Starbucks Corp., the American owner of the global coffee chain, will change the partnership structure of the entity through which it planned to enter the country after the Indian government refused to approve the application because the venture failed to conform to the existing foreign investment regulations.
While unrelated, Starbucks is the second high-profile entry that has run into issues with definitions of whether minority stakeholders are Indian or foreign. The government has also held up Vodafone Group Plc.’s purchase of a majority stake in Hutchison Essar Ltd over questions involving stakes held by Indian investors that it considers as foreign holdings.
Indian regulations currently allow 51% overseas ownership in single-brand retailing, the route opted for by Starbucks to enter India. In December, Starbucks filed for approval from the Foreign Investment Promotion Board (FIPB) in partnership with New Horizons Retail Pvt. Ltd, a company co-owned by the US coffee chain’s Indonesian franchisee V.P. Sharma and Future Group’s Kishore Biyani, India’s top retail firm.
“We understand from their legal representative that now they are restructuring the proposal,’’ said an official at the ministry of commerce and industry who did not wish to be identified, but is aware of the situation. “Because the earlier partner they have chosen happens to be an NRI (non-resident Indian) and under Indian Fema (Foreign Exchange Management Act) laws we treat NRI investment as foreign investment and not domestic.”

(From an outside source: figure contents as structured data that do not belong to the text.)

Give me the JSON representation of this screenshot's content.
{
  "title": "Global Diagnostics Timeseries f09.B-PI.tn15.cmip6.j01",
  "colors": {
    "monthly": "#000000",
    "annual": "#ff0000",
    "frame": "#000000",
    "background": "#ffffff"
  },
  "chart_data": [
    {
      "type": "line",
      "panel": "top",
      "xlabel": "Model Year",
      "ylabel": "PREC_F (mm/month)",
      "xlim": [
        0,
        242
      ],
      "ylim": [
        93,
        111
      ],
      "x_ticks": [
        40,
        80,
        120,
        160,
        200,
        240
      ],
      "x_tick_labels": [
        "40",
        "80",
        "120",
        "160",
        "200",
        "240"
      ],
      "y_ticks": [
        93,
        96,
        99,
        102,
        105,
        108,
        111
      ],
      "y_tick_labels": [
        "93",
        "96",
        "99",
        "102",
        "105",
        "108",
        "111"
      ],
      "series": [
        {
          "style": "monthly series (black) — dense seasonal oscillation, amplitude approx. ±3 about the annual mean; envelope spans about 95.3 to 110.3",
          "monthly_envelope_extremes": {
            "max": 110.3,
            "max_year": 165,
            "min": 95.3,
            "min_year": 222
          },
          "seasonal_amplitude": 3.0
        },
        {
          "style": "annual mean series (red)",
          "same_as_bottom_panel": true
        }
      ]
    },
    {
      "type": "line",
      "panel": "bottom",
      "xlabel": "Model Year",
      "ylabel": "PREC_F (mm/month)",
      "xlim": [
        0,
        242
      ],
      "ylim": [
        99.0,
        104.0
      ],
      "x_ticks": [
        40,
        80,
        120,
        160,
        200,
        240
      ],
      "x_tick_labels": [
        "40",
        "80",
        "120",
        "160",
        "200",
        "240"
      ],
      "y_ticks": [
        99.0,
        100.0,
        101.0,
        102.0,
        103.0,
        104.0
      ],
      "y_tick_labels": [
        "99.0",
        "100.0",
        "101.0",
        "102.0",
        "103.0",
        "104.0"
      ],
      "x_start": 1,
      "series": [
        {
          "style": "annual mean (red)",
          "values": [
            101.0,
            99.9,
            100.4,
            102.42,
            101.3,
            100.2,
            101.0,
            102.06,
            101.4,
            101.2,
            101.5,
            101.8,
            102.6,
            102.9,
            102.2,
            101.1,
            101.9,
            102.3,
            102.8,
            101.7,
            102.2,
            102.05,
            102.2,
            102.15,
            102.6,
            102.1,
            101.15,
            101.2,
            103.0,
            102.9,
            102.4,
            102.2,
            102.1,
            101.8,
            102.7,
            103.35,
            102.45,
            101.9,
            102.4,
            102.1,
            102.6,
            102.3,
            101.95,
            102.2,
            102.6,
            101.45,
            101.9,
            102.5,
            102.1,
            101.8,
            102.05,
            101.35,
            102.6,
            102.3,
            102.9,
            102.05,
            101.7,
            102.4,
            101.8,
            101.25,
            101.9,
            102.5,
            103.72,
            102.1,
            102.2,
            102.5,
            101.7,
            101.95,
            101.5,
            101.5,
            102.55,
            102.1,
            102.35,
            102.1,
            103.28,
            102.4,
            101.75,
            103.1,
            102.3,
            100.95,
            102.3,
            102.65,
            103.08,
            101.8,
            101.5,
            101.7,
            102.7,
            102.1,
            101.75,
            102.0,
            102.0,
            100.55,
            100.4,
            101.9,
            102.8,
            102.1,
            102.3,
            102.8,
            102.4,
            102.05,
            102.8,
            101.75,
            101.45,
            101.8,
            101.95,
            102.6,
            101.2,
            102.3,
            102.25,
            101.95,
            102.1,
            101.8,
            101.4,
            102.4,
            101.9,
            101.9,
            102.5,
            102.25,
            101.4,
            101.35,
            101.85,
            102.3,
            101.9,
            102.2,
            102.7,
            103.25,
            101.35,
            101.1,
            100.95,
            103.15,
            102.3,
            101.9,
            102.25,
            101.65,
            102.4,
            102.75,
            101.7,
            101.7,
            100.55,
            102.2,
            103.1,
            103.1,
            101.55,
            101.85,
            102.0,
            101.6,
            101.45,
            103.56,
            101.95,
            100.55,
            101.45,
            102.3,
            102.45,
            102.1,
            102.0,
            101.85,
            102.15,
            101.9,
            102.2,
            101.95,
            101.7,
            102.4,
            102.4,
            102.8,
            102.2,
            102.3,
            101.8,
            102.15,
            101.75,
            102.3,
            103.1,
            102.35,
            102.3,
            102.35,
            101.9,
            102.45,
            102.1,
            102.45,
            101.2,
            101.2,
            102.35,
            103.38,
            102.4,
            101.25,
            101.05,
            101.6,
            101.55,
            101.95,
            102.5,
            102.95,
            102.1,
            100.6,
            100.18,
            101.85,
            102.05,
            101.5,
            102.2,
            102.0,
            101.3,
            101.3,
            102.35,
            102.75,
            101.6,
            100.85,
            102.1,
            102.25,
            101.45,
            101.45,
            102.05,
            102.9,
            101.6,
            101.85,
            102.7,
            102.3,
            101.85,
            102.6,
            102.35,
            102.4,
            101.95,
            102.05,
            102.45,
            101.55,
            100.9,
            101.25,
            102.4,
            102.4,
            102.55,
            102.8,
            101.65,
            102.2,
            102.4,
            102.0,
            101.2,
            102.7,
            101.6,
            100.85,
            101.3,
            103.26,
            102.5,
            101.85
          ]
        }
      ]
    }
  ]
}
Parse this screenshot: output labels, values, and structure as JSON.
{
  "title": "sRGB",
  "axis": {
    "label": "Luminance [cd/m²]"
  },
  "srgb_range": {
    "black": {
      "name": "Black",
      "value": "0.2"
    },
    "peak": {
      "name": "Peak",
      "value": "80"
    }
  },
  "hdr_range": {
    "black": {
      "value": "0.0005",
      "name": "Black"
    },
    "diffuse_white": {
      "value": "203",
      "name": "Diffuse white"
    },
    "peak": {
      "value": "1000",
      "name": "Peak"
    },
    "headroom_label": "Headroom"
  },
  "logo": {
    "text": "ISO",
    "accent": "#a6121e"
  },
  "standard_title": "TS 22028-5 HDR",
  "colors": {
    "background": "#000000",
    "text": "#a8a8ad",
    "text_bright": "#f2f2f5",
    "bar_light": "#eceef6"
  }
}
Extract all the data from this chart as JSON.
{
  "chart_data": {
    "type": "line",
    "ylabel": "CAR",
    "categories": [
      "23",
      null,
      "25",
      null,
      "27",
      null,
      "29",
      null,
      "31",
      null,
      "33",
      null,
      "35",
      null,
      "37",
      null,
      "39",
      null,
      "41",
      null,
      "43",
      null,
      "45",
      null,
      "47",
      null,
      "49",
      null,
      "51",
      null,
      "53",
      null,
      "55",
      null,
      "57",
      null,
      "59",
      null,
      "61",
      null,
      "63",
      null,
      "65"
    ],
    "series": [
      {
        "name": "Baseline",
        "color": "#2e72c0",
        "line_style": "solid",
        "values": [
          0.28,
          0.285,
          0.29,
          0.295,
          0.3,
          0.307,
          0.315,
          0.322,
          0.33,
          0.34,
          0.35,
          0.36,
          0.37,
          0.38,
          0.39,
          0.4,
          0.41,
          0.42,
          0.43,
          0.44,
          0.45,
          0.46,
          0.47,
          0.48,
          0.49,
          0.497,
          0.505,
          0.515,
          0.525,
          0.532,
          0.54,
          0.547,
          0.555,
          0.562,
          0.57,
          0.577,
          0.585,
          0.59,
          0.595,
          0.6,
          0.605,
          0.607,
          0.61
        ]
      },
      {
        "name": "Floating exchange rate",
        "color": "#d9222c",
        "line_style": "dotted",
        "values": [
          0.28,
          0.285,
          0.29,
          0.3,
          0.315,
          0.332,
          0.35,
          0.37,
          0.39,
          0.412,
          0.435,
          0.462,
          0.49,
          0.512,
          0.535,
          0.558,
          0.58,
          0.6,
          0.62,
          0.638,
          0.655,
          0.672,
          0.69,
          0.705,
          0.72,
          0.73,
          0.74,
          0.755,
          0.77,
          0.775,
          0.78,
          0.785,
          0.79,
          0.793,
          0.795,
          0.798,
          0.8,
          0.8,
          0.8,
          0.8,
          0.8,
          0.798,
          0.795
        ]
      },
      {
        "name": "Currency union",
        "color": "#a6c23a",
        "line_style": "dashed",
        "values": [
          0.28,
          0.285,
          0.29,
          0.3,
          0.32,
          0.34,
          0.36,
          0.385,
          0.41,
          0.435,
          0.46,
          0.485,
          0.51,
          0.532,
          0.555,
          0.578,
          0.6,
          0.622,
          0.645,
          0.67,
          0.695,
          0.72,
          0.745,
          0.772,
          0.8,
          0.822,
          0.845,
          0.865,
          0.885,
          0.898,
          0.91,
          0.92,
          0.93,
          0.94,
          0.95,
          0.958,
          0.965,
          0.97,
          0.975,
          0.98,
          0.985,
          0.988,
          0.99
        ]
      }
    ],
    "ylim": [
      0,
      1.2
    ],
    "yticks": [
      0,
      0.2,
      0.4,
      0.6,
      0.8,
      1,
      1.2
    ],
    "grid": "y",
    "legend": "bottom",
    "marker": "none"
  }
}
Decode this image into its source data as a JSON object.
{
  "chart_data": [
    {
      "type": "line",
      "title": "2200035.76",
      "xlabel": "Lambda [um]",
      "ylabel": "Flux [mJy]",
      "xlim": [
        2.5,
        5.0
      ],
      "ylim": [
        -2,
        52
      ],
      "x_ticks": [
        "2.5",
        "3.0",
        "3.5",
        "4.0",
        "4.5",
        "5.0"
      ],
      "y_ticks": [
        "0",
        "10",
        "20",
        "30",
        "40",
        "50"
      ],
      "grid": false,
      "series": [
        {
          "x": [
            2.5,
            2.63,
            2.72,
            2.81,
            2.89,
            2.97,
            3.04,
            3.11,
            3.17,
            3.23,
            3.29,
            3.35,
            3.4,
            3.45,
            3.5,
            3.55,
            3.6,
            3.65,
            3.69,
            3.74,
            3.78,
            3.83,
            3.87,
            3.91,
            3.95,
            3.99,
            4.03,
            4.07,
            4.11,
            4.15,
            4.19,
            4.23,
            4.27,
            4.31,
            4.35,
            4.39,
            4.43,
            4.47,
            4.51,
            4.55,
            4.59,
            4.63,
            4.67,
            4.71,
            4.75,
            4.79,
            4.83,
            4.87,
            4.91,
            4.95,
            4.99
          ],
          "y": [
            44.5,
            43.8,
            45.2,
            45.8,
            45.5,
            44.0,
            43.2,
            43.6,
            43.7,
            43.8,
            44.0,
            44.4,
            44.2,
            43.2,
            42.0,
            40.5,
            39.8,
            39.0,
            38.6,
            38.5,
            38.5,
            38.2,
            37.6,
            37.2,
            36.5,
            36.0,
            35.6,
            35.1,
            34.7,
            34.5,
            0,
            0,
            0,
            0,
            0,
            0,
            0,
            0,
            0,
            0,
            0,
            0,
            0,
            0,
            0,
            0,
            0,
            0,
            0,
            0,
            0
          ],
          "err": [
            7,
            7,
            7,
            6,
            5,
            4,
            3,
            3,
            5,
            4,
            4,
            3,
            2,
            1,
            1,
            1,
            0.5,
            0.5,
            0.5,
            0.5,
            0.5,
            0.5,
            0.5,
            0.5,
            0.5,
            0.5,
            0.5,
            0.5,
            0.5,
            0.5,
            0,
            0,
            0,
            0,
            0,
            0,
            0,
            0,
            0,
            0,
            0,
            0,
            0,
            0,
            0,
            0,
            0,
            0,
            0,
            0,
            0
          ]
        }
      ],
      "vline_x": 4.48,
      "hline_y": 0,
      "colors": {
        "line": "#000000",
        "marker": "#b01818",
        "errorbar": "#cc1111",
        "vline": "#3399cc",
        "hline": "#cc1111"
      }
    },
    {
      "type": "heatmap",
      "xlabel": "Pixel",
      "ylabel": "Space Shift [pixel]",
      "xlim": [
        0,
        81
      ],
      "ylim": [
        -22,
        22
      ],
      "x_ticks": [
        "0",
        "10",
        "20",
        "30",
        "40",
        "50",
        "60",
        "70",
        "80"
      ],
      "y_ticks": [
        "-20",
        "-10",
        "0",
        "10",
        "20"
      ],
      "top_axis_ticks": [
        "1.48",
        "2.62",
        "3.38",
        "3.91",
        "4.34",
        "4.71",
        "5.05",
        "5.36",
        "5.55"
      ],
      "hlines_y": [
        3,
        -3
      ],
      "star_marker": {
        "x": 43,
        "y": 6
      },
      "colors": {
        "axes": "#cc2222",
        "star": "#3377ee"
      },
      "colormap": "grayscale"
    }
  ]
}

The ministry official said Jakarta-based Sharma is an NRI. However, it was unclear whether Starbucks’ new application will include Sharma as a partner as whatever stake Sharma will hold in the venture will represent the overseas holding limit. A representative for Sharma as well as Biyani declined to comment.
Starbucks has applied to open coffee chains and retail outlets for its products, including the company’s espresso machines and branded packed coffee. According to the December application, Starbucks will initially hold 18% of the stake in that business, which will later be later scaled up to the permissible foreign ownership limit of 51%.